Even though the Armistice had been signed, and World War I hostilities had ceased, letters from Rock-dale servicemen—written before the guns stopped firing—continued to be published in The Reporter. One described watching two ships collide in the North Sea, costing the lives of 500 men.
With the Armistice, the United States was demobilizing as 1.7 million soldiers and sailors prepared to stand down from the war and return home. “It will take some time,” said Gen. Peyton March.
As the war ended, three Rockdale servicemen were listed as missing in action, even though parents of one were clinging to the hope of mistaken identity, having received a letter from him written well after the date the Army listed him as a MIA.

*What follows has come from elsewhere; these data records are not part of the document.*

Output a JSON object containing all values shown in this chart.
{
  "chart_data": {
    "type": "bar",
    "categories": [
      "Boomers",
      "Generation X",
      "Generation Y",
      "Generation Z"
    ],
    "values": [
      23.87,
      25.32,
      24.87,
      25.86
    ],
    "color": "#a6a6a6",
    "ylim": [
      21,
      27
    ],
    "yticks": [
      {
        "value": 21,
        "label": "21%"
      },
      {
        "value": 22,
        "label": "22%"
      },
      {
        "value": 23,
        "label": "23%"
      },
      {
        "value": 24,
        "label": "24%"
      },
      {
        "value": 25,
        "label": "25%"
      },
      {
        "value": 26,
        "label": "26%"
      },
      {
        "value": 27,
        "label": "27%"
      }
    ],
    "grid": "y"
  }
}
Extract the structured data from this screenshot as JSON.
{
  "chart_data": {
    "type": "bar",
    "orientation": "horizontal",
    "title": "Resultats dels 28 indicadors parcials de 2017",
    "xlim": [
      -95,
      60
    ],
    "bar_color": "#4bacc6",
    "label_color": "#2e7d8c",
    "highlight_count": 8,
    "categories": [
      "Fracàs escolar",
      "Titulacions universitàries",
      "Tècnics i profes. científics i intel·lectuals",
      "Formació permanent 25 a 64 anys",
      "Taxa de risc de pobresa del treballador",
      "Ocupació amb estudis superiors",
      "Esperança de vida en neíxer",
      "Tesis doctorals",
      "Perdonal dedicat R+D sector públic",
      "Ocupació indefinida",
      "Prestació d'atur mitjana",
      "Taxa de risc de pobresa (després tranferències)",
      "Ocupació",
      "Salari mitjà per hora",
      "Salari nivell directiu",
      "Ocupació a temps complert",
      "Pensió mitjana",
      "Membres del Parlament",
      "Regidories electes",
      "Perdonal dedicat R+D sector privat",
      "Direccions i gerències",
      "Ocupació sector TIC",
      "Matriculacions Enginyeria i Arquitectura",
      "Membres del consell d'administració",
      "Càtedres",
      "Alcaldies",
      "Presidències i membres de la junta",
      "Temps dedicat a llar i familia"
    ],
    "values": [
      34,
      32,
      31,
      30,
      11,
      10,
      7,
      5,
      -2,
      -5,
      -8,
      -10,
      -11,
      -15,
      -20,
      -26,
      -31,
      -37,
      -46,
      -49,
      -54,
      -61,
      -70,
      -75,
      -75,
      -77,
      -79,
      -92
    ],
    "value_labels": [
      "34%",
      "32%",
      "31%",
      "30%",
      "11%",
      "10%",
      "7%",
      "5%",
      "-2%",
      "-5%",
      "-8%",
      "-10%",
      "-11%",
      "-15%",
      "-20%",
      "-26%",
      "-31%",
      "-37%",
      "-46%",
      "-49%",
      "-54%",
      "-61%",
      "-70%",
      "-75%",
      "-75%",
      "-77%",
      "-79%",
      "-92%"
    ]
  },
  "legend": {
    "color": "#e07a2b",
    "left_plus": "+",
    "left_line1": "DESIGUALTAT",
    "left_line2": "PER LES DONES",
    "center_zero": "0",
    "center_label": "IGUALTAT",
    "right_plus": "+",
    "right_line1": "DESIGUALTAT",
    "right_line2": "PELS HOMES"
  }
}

The Reporter noted: “Leonard Isaacs was able to fight off several bouts of the flu, coming out as the winner and with a good crop of whiskers to boot.”
FORTY YEARS AGO....
Visitors at a Rock-dale City Council meeting expressed concern that a delinquent tax sale involving 17 pieces of local property was advertised in the Cameron newspaper and not in The Reporter.
Records in the United Steelworkers of America Local 4895 Union Hall were set on fire in what investigators termed an attempted arson. The building did not catch fire and Local officials said the majority of records could be re-typed.
Rockdale City Council East Ward Member Margie Abbott was named the 1978 recipient of the President’s Award by the Central Texas Council of Governments.
Lexington came from behind to defeat Flatonia with a last-quarter TD drive, lifting the Eagles to 9-0. Lexington was to go after the first 10-0 regular season in school history with a home game against Somerville.
TWENTY YEARS AGO....
Public concern was growing as Brookshire Bros. corporate officers said the company had not yet decided whether to rebuild its Rock-dale store, leveled in a July 7 fire.
With endorsements from the City of Rockdale and Milam County, the Texas Dept. of Transportation pronounced itself “ready to move” on a US 79 loop around Rockdale.
Officers from the Milam County Sheriff’s Department, Department of Public Safety, Texas Parks & Wildlife and a constable teamed up to pull four Thorndale area youths from the San Gabriel River. Three of the youths had been attempting to rescue the fourth, who had been swept downstream.
Casey Creghan’s Tiger gridders defeated Taylor 29-14 and claimed Big Blue’s first outright district football title in 19 years.
TEN YEARS AGO....
It was over. Power to the last Alcoa potline remaining online was cut, ending the 56-year smelting history of Alcoa’s Rockdale Operations.
The Rockdale Ministerial Alliance was sponsoring a benefit for Alcoa employees affected by the smelter’s closing.
An 18-year-old Cameron man admitted to a series if rapes in that town in 2006 and 2007 and was to find out his punishment in a sentencing hearing.
It was a “win-and-in” final game situation for Jeff Miller’s Tiger football team and Big Blue won 42-21 over Taylor to punch its ticket to the state football playoffs.